Una muy buena manera de correr. Todos íbamos pendientes del recorrido, muy llano
al principio, pero con sorpresas. Llegamos al puerto y la primera en la
frente: una cuesta oculta tras un giro a la izquierda; más que una cuesta, un
muro. Ahí es cuando uno aprieta los dientes y piensa: “¡joder, ¿esto de dónde sale?!. Luego más llaneo.
Los corredores nos vamos recuperando en los escasos dos kilómetros y medio de
tregua. Uno coge ritmo y disfruta de la carrera, aunque vaya sufriendo. Todo sigue perfecto hasta el kilómetro cuatro y medio, cuando un nuevo
desnivel hace las “delicias” de todos. Como a mí no se me dan bien las cuestas, me costó.

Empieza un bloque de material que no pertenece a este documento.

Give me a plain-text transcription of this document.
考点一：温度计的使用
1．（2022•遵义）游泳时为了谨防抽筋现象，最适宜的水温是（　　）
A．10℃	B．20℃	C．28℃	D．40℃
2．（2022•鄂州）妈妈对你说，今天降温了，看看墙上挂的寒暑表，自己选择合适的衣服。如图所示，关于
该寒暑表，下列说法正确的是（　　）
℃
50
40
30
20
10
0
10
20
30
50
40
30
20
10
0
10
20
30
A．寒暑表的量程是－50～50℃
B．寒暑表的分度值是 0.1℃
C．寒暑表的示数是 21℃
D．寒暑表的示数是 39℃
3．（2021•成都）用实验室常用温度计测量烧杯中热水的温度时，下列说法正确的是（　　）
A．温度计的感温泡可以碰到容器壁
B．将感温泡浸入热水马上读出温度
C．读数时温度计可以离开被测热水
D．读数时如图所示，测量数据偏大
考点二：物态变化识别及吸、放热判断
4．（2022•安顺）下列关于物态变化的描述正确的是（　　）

Las piernas respondían, no así los pulmones, demandadores de oxígeno a granel. Llegados a este punto empiezas a ver, por el otro carril, a los
primeros, quienes ya han completado la mitad del recorrido: Carretero, un guiri, Raúl y Luis Enrique. Me sale del alma darle ánimos a mi compañero de club y decir: “¡venga, Luis, que ya es
todo llano!”. Van pasando corredores y me voy fijando en sus caras. Es una técnica para olvidarme de mi
propio sufrimiento. Van pasando compañeros: Manolo, Blas, Santi, Rocío… y para cada uno hay palabras de ánimo. Van mucho más fuertes que yo. “¡Vamos!”. Llego a la mitad del camino. “Ya es todo de vuelta”, pienso, y aprieto el
paso para compensar la última subida. Sigo a ritmo de 4:23 min/km. Me voy
emocionando por momentos. No sólo es la primera vez, de manera oficial, en la
que bajaré mi marca del diez mil por debajo de cincuenta minutos, sino que
además me parece muy probable bajar de los cuarenta y cinco. Sonrisa en la cara.

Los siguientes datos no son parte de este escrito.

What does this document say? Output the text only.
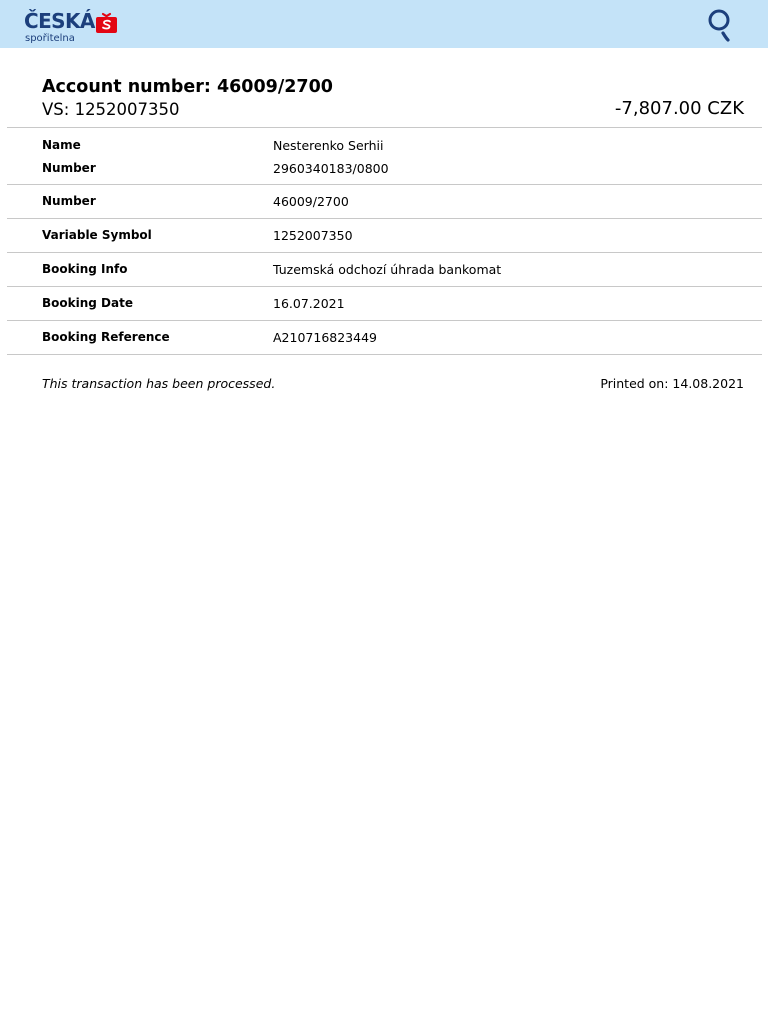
ČESKÁ
spořitelna
Account number: 46009/2700
VS: 1252007350	-7,807.00 CZK
Name	Nesterenko Serhii
Number	2960340183/0800
Number	46009/2700
Variable Symbol	1252007350
Booking Info	Tuzemská odchozí úhrada bankomat
Booking Date	16.07.2021
Booking Reference	A210716823449
This transaction has been processed.	Printed on: 14.08.2021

Vuelta por el paseo marítimo. Giramos por la primera rotonda. Superman animando
a los corredores y callejeo. Aquí empiezan los problemas. El empedrado del
suelo es un molesto enemigo del corredor. En el kilómetro siete mi pierna dice: “¿a dónde vas?” y siento cómo
recaigo del tirón. Mil cosas me pasan por la cabeza. ¿Abandonar?: ¡ni loco!. Prefiero
estar tres meses sin correr a no terminar. Me masajeo como puedo el cuádriceps.
Parece que aguanto. Llegamos a la plaza Ortiz, giramos y otra recta. Todo se
intuye tranquilo hasta que llega un nuevo giro a la derecha y ¡sorpresa!: nuevo
muro. Aprietas los dientes mientras las mujeres mayores animan desde las puertas de
sus casas. “Ya queda muy
poco”, piensas.
Ahora es el momento de aplicar los conocimientos machacados en los entrenamientos con
Román y los demás. Ampliando zancada, haciendo técnica de carrera. Apenas un
kilómetro antes de la meta, el dolor regresa. Tiro de coraje. Apenas faltan
cinco minutos, o menos, para llegar. Hay que aguantar. Enfilo la última cuesta de llegada a meta. Por delante tengo un grupo de unos
quince corredores y decido empezar a cambiar el ritmo para llegar pronto. Miro
el reloj y ya se me antoja imposible hacer los diez kilómetros en cuarenta y
cinco minutos. El crono marca 45:07. Primer cambio de ritmo, supero a cuatro
corredores. Primer tramo superado. Segundo cambio de ritmo, las pulsaciones en
aumento. Cinco corredores menos. Quedan seis y apenas 150 metros. El corazón
quiere salirse del pecho. No lo permito. Vuelvo a apretar los dientes, amplío
zancada, cierro los puños, braceo. Uno, dos, tres… y a falta de 30 metros para llegar supero
a la última corredora de los quince que me precedían. Piso en la meta. Paro el
crono en 47:17, 47:21 según la organización. Sonrisa en la cara. Gran triunfo. Busco
a los compañeros. Rocío, primera, ¡genial!. Todos los demás en buenos tiempos.
Manolo Marín, tercero en su categoría. ¡Por fin subo al podio!, aunque sea
para recogerle el trofeo. De repente me encuentro con Luis: "¿qué tal?”, le pregunto; “cuarto”, me responde. “¿No me has dicho que ya era
todo llano?”, me recrimina, y terminamos riendo.